The double-stranded structure of a DNA determines its biological function. Metabolic events involving unwinding impose great stress on the DNA because of the constraints inherent in the double helix. Molecular processes such as replication and transcription require the unwinding of the DNA double helix. While unwinding, correct topological tension in the DNA (super-helical density) should be maintained in order for genes to be regulated and expressed normally.
In 1965, Vinograd et al. discovered that the circular DNA chromosomes isolated from small viruses such as SV40 or polyoma virus were in a highly compact or folded conformation.
This supercoiling or writhing of the circular DNAs was a result of the DNAs being under wound with respect to the relaxed form of DNA.
When a linear DNA is free in solution, it assumes a pitch that contains 10.4 base pairs per turn. As the result, the DNA is less tightly wound than 10.0 base pairs per turn in the Watson and Crick B-form DNA.

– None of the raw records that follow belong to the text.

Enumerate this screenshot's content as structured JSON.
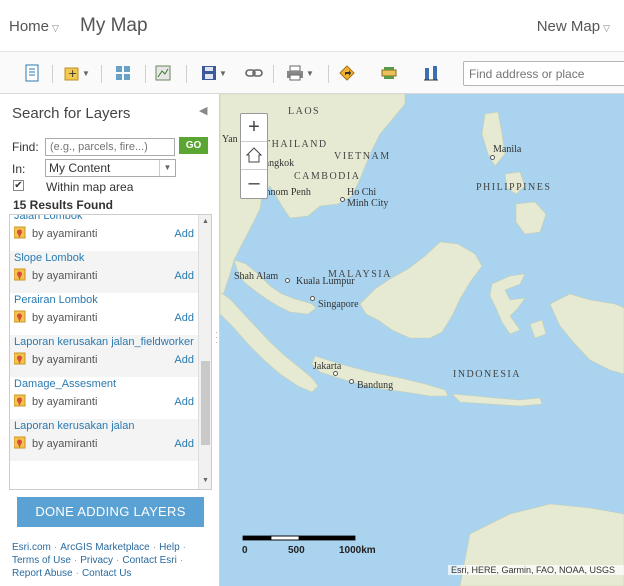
{
  "header": {
    "home_label": "Home",
    "title": "My Map",
    "new_map_label": "New Map"
  },
  "toolbar": {
    "search_placeholder": "Find address or place"
  },
  "panel": {
    "title": "Search for Layers",
    "find_label": "Find:",
    "find_placeholder": "(e.g., parcels, fire...)",
    "go_label": "GO",
    "in_label": "In:",
    "in_value": "My Content",
    "within_label": "Within map area",
    "within_checked": true,
    "results_label": "15 Results Found",
    "items": [
      {
        "title": "Jalan Lombok",
        "owner": "by ayamiranti",
        "add": "Add"
      },
      {
        "title": "Slope Lombok",
        "owner": "by ayamiranti",
        "add": "Add"
      },
      {
        "title": "Perairan Lombok",
        "owner": "by ayamiranti",
        "add": "Add"
      },
      {
        "title": "Laporan kerusakan jalan_fieldworker",
        "owner": "by ayamiranti",
        "add": "Add"
      },
      {
        "title": "Damage_Assesment",
        "owner": "by ayamiranti",
        "add": "Add"
      },
      {
        "title": "Laporan kerusakan jalan",
        "owner": "by ayamiranti",
        "add": "Add"
      }
    ],
    "done_label": "DONE ADDING LAYERS"
  },
  "footer": {
    "links": [
      "Esri.com",
      "ArcGIS Marketplace",
      "Help",
      "Terms of Use",
      "Privacy",
      "Contact Esri",
      "Report Abuse",
      "Contact Us"
    ]
  },
  "map": {
    "labels": {
      "laos": "LAOS",
      "thailand": "THAILAND",
      "vietnam": "VIETNAM",
      "cambodia": "CAMBODIA",
      "philippines": "PHILIPPINES",
      "malaysia": "MALAYSIA",
      "indonesia": "INDONESIA",
      "yangon": "Yan",
      "bangkok": "Bangkok",
      "phnom_penh": "Phnom Penh",
      "ho_chi_minh": "Ho Chi Minh City",
      "manila": "Manila",
      "shah_alam": "Shah Alam",
      "kuala_lumpur": "Kuala Lumpur",
      "singapore": "Singapore",
      "jakarta": "Jakarta",
      "bandung": "Bandung"
    },
    "scale": {
      "ticks": [
        "0",
        "500",
        "1000km"
      ]
    },
    "attribution": "Esri, HERE, Garmin, FAO, NOAA, USGS"
  },
  "colors": {
    "accent_green": "#5ba633",
    "button_blue": "#5ba2d4",
    "link_blue": "#2a7ab0",
    "water": "#a9d3ee",
    "land": "#e8ecd6"
  }
}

In order to understand the origin of supercoiling; imagine a linear DNA of 4,200 base pairs in length. If the DNA were in the B-form, one would expect the two strands of the helix to be wrapped around each other 400 times (4,200 bp/10.4 bp/turn). Imagine a linear DNA in which the two ends become connected to form an open circle. This is referred to as a relaxed circular DNA. On the other hand, if the linear DNA were unwound 10 per cent, say 40 turns, before its ends were joined, then the DNA molecule would be under stress. When the molecule is free in solution, it will coil about itself in space, as the two strands simultaneously twist about each other in order to return to equilibrium value of 10.4 base pairs per turn.
The DNA that is ‘underwound is referred to as negatively supercoiled’. The DNA in this case forms the right-handed double helices. The DNA that is ‘overwound is referred to as a positively supercoiled DNA helix and is a left-handed helix’ (Figure 1.5).
Figure 1.5 The structure of super-coils. (a) Positive supercoils – the front segment of a DNA molecule cross over the back segment from left to right (b) Negative supercoils (c) The positive supercoil in bacteria during DNA replication
Linking, Twisting and Writhing
The total number of times one strand of the DNA helix is linked with the other in a covalently closed circular molecule is known as the ‘linking number (Lk)’ (Figure 1.6).
Figure 1.6 Linking, twisting and writhing
Salient features about linking number
- The Lk is only defined for a covalently closed DNA and its value is fixed provided the molecule remains covalently closed. The Lk does not change whether the covalently closed circle is forced to lie in a plane in a stressed conformation or it is allowed to supercoil about itself freely in space.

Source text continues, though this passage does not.